As in the past, Grousbeck will focus on healthcare, but he says his buyout and operating experience at the Celtics will allow him to expand into larger deals. "A later-stage healthcare buyout would be a perfect opportunity," says Grousbeck, 45. As for the Celtics, he says: "We will be very disappointed if we are not in the playoffs."

Last year, Highland raised $800 million, its seventh fund in all but first since 2001. Managing general partner Bob Davis says Highland has barely started spending the new fund, but expects to focus on communications, information technology, and healthcare, as it always has. Unlike many other firms, Highland does everything from start-ups to later-stage buyouts, Davis says.

"We're very active right now," says Davis, former chief executive of Lycos Inc. "The marketplace is really turning quite a bit."
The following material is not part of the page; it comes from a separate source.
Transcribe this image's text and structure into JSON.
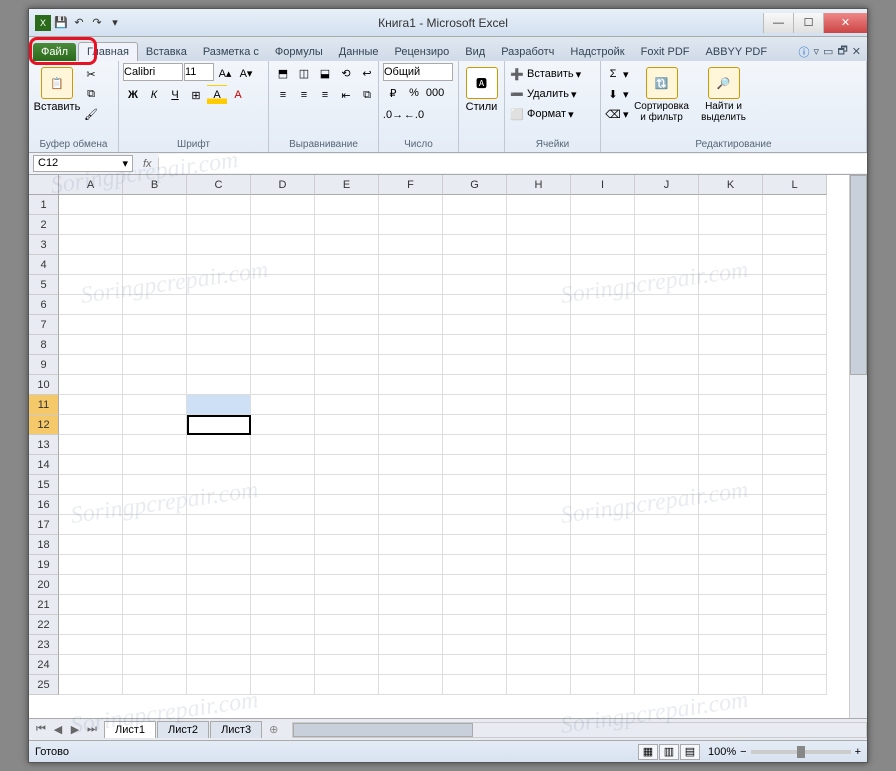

One thing Highland will not talk about, however, is Stemberg's fund-raising for the firm's new retail fund, Highland Consumer Fund I. Regulatory rules prohibit Highland from discussing fund-raising, but two potential investors say Highland has targeted the fund at $250 million, not to exceed $300 million. Stemberg, who founded Staples Inc., will manage the fund along with Highland's Dan Nova and a third partner.
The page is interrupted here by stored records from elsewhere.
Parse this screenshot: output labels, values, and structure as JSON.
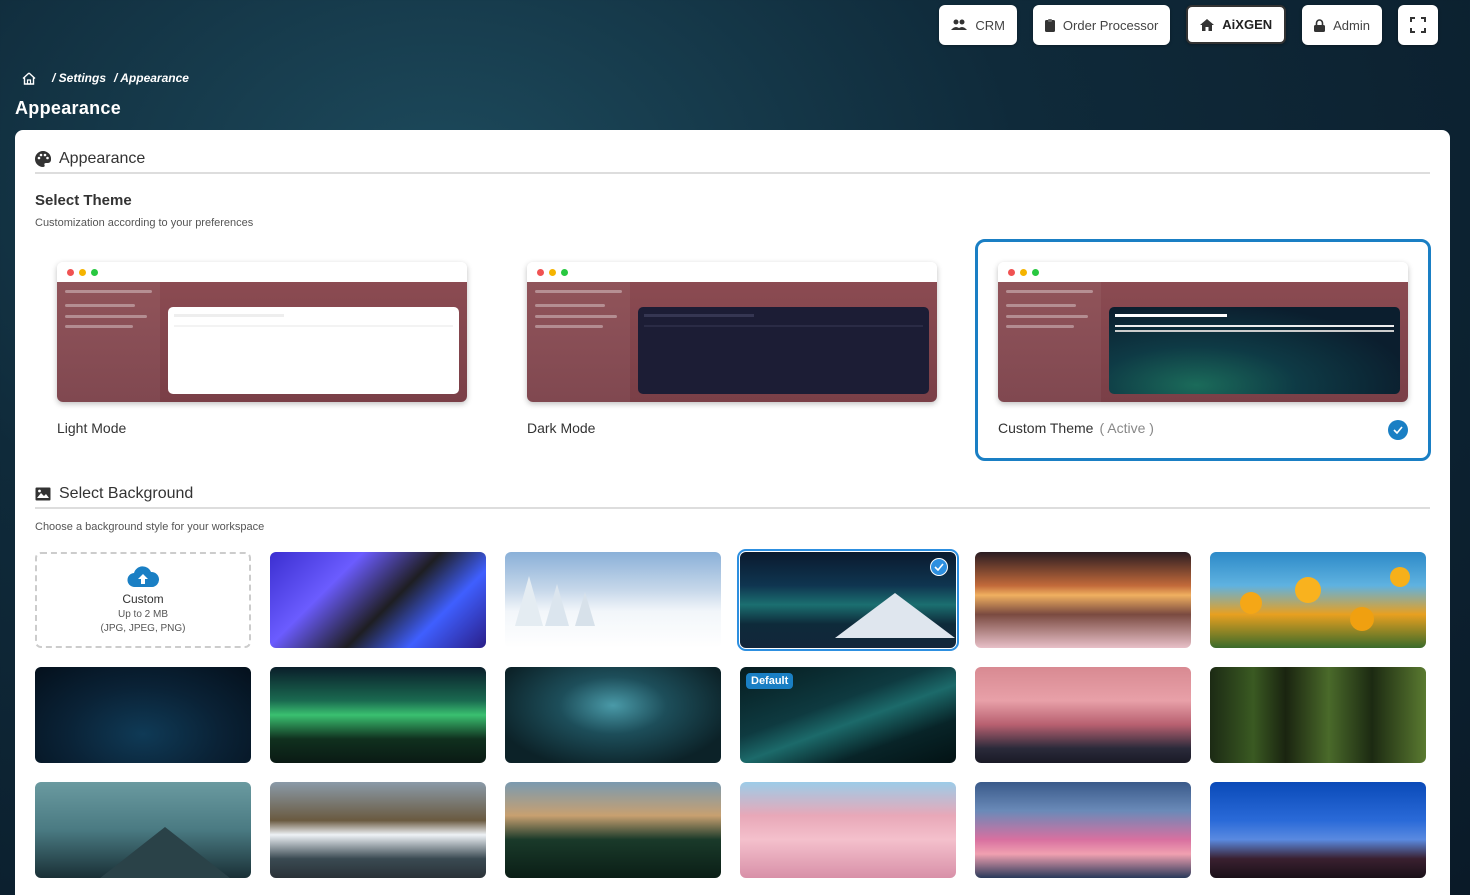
{
  "topbar": {
    "crm": "CRM",
    "order_processor": "Order Processor",
    "aixgen": "AiXGEN",
    "admin": "Admin"
  },
  "breadcrumb": {
    "settings": "/ Settings",
    "appearance": "/ Appearance"
  },
  "page_title": "Appearance",
  "appearance_section": {
    "title": "Appearance",
    "select_theme": "Select Theme",
    "select_theme_desc": "Customization according to your preferences",
    "themes": [
      {
        "label": "Light Mode",
        "active_text": "",
        "selected": false
      },
      {
        "label": "Dark Mode",
        "active_text": "",
        "selected": false
      },
      {
        "label": "Custom Theme",
        "active_text": "( Active )",
        "selected": true
      }
    ]
  },
  "background_section": {
    "title": "Select Background",
    "desc": "Choose a background style for your workspace",
    "upload": {
      "title": "Custom",
      "size": "Up to 2 MB",
      "formats": "(JPG, JPEG, PNG)"
    },
    "default_badge": "Default",
    "selected_index": 3
  },
  "colors": {
    "accent": "#1a7fc4",
    "preview_sidebar": "#8b4b52"
  }
}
But what has turned off some investors is the fees: Highland has set the management fee at 2.5 percent of assets and will retain 25 percent of the profits -- rich, indeed, particularly for someone like Stemberg, who has never managed a fund. Fees in the 2 and 20 range are closer to the norm. He declined to comment.

Neighborhood news

  • The Romney administration is moving fast on its plan to take down the tolls on the western portion of the Massachusetts Turnpike. The Turnpike Authority is soliciting bids for an investment banking firm to handle the transaction to repay about $200 million of bonds by leveraging revenue from the turnpike's service plazas. Citigroup, represented locally by investment banker Tom Green, is given the early edge, mostly because it is not UBS or Lehman Brothers, two other obvious contenders. Both those firms were involved in an earlier interest-rate swap deal that is now seen as problematic for the turnpike. Bids were due yesterday.

  • Bob Walsh, a Friend of Tom (Menino), is selling his real estate company, RF Walsh Project Management, to his longtime colleague, Jack Hobbs. Walsh, a former director of the Boston Redevelopment Authority under Mayor Kevin White, is also selling his construction business to John Fish's Suffolk Construction Co. Walsh, 65, will continue to consult for both companies. "This is not a retirement for me. I'm too young," he says.

  • At a recent fund-raiser for Mass. General Hospital for Children, Jonathan Kraft, president of the New England Patriots, paid $30,000 in an auction for a diamond necklace and earrings. He slipped the earrings into his pocket for his wife, and then handed the diamond necklace to Peter Slavin, MGH's president. Kraft's request: Have a drawing and give it to a pediatric nurse at the hospital. "I just thought it would be cool for one of them to have it," Kraft said. And classy, too.